The metal Laser Powder Bed Fusion (PBF-LB/M) process offers numerous advantages, but its widespread industrial adoption is hindered by limited reliability and post-processing costs. To overcome these limitations, we have developed an Eddy Current Testing (ECT) array system that integrates directly into the recoater mechanism of a PBF-LB/M machine. This enables the acquisition of layer-by-layer data during recoater motion, providing immediate feedback after each layer and data that can be used to prepare compliant part certificates.
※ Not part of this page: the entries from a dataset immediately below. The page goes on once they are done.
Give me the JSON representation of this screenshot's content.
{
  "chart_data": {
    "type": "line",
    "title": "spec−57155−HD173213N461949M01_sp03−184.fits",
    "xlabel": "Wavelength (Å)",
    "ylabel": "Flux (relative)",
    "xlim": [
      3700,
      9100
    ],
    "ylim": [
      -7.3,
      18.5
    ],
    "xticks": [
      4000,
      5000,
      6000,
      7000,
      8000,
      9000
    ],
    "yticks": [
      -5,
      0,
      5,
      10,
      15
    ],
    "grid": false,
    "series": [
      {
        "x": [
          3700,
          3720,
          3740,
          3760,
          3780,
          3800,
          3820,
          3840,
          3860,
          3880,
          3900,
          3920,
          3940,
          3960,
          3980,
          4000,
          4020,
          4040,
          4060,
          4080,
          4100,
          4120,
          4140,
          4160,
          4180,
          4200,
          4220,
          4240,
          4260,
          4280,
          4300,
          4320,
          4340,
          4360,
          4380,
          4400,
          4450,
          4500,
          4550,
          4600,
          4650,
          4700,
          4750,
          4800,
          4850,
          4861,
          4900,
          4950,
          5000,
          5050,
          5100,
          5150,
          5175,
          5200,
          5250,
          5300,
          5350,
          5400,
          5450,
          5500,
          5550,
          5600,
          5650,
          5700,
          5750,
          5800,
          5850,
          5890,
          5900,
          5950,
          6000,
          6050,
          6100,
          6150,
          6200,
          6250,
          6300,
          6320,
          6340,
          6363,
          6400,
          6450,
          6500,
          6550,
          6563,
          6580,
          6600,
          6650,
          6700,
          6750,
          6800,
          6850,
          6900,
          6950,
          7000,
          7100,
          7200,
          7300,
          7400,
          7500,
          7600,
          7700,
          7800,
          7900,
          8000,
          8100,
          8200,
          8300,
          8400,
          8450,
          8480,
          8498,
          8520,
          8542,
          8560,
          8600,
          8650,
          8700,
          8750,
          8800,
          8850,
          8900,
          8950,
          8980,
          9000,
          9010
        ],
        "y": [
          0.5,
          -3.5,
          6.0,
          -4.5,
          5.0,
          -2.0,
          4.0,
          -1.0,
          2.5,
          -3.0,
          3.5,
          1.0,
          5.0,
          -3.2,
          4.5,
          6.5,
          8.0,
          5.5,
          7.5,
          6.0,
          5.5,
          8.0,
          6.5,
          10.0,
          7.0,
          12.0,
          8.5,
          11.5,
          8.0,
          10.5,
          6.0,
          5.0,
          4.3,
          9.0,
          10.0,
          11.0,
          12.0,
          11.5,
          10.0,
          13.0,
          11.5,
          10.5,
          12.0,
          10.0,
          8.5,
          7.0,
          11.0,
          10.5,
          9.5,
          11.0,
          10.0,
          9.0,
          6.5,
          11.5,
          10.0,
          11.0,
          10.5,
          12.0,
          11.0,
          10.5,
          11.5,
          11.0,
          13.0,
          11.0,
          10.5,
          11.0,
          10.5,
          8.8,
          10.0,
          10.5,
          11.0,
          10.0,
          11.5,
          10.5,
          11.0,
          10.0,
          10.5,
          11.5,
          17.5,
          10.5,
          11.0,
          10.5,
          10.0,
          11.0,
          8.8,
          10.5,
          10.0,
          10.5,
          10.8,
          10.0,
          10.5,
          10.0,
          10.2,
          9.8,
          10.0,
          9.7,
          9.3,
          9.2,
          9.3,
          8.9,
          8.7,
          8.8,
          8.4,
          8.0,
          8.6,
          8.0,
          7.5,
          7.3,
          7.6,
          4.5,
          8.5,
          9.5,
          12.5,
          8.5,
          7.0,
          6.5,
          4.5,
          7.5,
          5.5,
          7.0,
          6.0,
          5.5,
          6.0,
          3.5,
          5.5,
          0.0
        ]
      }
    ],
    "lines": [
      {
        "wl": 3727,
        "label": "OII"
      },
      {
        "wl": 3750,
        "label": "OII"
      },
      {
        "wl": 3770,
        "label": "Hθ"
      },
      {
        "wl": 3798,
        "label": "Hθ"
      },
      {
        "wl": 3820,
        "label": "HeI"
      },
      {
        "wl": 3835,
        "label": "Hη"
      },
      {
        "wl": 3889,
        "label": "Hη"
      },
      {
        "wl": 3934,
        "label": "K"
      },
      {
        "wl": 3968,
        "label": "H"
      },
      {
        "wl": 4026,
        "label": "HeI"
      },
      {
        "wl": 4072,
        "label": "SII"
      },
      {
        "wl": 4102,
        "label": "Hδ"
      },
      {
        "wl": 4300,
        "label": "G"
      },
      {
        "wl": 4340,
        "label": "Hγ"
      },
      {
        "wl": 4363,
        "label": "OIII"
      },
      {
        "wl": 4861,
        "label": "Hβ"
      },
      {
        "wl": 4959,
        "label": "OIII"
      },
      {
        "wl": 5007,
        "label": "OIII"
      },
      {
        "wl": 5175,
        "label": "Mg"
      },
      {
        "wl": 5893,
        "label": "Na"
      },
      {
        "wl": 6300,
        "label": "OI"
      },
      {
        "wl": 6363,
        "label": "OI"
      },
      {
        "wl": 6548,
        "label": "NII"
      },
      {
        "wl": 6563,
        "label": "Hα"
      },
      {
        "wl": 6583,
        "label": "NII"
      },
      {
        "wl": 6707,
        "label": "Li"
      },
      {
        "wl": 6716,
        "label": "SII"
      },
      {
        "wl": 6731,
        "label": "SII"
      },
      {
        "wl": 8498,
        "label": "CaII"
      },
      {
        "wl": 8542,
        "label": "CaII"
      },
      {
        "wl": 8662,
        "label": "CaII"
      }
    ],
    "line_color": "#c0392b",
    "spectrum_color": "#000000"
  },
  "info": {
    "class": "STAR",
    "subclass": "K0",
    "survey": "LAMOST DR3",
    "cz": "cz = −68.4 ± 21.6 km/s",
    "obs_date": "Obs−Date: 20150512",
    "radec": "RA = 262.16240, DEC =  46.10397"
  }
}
The ECT data supports quality assessment in four primary areas: detecting material variations, identifying localized near surface discontinuities, recognizing geometric distortions, and characterizing powder bed properties such as uniformity. We present a series of representative cases that demonstrate the detection of deviations across all these domains, which is unique among insitu monitoring methods deployed in PBF-LB machines. An algorithm capable to automatically identify indications related to localized defects will be presented.

One critical yet unpredictable defect that can occur even under stable process conditions is spatter, which can cause localized lack of fusion. We showcase cases where spatter is detected through both high-resolution optical imaging (computer vision) and eddy current sensing. While computer vision algorithms can accurately identify the location and size of spatter particles, only ECT enables a quantitative evaluation of their impact on the part’s structural integrity, even in subsequent layers. Notably, the severity of spatter-induced defects can be directly inferred from the ECT signal, allowing for real-time evaluation of their effects.

In summary, this study demonstrates the potential of recoater-integrated ECT monitoring to detect process anomalies and part defects in real-time.